I had an Acuwrong until a few days ago. It consistently read about 10 degrees (F) too high. I replaced it with an Ambient Weather WS-2902B in the same location and I'm getting much better results.
 
I'm looking to replace my Acuwrong POS weather station with something a little better. Something that doesn't read 108F when the good mercury thermometer in the same place reads 88F.

Anyway, I can find tons of them that talk to your wireless network and then an app to use your smart iDevice or Android phont/pad to see the weather station, but none of them will let me use my wireless PC monitor (the desk one or the lappy) as the readout.

Anybody come across one that will talk to my Windoze machines?

Jim
As an alternative, would you consider something that reads a web page and displays the data from your local airport? A long time ago, I once wrote something in Excel VBA that read the barometric pressure stored from ATIS data. I used it to see if the barometer was rising or falling. @jesse created a cool web page (I think it is gone, now) where he displayed a lot more.
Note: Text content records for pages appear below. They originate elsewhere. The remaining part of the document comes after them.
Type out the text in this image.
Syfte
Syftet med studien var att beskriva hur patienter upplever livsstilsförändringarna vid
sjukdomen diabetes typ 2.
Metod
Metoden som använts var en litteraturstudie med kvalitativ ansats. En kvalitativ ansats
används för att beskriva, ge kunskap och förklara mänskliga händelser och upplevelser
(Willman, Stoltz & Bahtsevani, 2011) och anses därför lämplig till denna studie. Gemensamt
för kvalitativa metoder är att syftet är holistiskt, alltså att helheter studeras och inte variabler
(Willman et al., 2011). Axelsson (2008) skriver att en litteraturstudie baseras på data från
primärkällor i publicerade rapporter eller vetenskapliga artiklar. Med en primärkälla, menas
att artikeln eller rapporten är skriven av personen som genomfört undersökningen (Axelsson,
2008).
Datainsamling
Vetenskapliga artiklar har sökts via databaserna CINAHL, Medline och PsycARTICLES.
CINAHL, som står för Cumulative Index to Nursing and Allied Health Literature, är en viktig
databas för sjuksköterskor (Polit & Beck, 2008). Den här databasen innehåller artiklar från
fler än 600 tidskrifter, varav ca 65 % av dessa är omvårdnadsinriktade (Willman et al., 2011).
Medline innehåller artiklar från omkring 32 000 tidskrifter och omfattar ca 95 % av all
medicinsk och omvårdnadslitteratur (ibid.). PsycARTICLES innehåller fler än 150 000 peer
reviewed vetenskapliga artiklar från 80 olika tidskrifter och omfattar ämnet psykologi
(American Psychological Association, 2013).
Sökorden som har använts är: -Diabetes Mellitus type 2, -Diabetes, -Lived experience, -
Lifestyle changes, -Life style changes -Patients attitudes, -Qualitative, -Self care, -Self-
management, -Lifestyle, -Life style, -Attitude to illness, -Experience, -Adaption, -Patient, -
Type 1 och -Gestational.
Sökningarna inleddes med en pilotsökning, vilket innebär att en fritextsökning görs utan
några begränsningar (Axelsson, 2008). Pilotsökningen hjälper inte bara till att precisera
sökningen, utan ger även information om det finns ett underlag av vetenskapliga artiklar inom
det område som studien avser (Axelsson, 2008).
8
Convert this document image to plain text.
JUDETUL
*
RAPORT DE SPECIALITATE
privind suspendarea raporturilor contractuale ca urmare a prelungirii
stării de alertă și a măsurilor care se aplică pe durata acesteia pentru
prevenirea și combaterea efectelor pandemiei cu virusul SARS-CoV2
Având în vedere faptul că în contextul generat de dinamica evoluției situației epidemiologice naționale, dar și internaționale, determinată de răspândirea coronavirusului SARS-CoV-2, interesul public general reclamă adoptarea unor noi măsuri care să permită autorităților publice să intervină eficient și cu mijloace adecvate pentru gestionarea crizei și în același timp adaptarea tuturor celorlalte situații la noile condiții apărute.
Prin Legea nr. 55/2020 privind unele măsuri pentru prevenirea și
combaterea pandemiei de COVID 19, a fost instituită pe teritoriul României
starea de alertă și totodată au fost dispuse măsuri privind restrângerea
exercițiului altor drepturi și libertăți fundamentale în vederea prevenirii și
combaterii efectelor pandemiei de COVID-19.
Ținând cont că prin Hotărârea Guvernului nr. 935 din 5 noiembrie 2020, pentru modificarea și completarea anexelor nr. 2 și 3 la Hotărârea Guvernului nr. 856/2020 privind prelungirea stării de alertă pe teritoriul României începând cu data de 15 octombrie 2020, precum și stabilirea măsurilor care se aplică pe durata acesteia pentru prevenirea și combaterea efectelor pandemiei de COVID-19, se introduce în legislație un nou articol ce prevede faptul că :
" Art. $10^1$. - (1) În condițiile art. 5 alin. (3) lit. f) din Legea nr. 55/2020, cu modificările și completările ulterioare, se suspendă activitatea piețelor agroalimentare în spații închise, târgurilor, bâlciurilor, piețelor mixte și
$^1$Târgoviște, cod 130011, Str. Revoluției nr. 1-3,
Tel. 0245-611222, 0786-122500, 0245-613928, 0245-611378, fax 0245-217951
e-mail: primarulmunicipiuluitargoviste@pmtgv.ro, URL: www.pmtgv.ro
The advantage was I didn't need to buy equipment, and someone else maintained it. The disadvantages were that the airport is some miles from me, and I'm dependent on someone else maintaining a web page I could access. For barometric pressure, it was close enough for my needs.

If you are interested, I'll see if I can find the spreadsheet, see if it still works, and post it.
 
So, what's wrong with getting another radio and hanging another antenna? :)

N6TPT
Not the radio. I've got a half-dozen of them. Ginning up the 12 volt supply is a pain in the tush. And, for antennas, I'm getting just a LITTLE old in the tooth to climb up on a second-story roof four or five times a year to "just hang another antenna". The place looks like an agitated porcupine as it is. :cheers:
 
Not the radio. I've got a half-dozen of them. Ginning up the 12 volt supply is a pain in the tush. And, for antennas, I'm getting just a LITTLE old in the tooth to climb up on a second-story roof four or five times a year to "just hang another antenna". The place looks like an agitated porcupine as it is. :cheers:

I can understand the getting old stuff. And I brought my wife home from an overnight in the hospital on Wednesday after she had her right hip replaced on Tuesday. Already had an artificial one in the left. As her mother said years ago, getting older isn't for sissies. And I'm sure her mother had some stories, she was an Army nurse during WWII and came ashore on Omaha Beach on D+1.

A 12 Volt supply should be easy, just grab a bigger one and plug it in. Climbing up to put up a new antenna is a different story, but there's nothing wrong with the place looking like an agitated porcupine. As long as the HOA and more importantly, my XYL don't mind I'd put up more, too.
 
I've not had any problems with the haptic sensor on the Tempest. It does register even light rain here.
 
I have an Ambient Weather setup. Works pretty good.
Can the system be used -- that is, weather information displayed on, say, a tablet or desktop PC -- without using their "cloud hosted" stuff? My main complaint about, well, damn near everything now, is that you buy a very spendy little gadget that is very useful -- but that use is utterly dependent upon their "cloud" service and app, meaning you may or may not find it useful tomorrow or six months from now.

We have an old Acurite system now. There's a little display hanging in the kitchen. I bought their "weather bridge" that sends the data to their system, which apparently forwards to Weather Underground -- I dunno, I forget the details. I hacked up my DHCP server to re-route the packets to my own server, so I can dump the reports into a text file locally and use Splunk to extract what I want. But it's a pain in the ass to do and to maintain. What I want is something that has a local web UI or something, so I can see weather data here at home without having to go through someone else's maybe-there-maybe-not service. Accessible from anywhere in the world is nice, but not really a requirement.
 
While it's more convenient to use the Tempest's cloud repository for the data, I think they do have a local API. I've not tried to use it because there's enough other stuff involved in my project that the internet has to be there.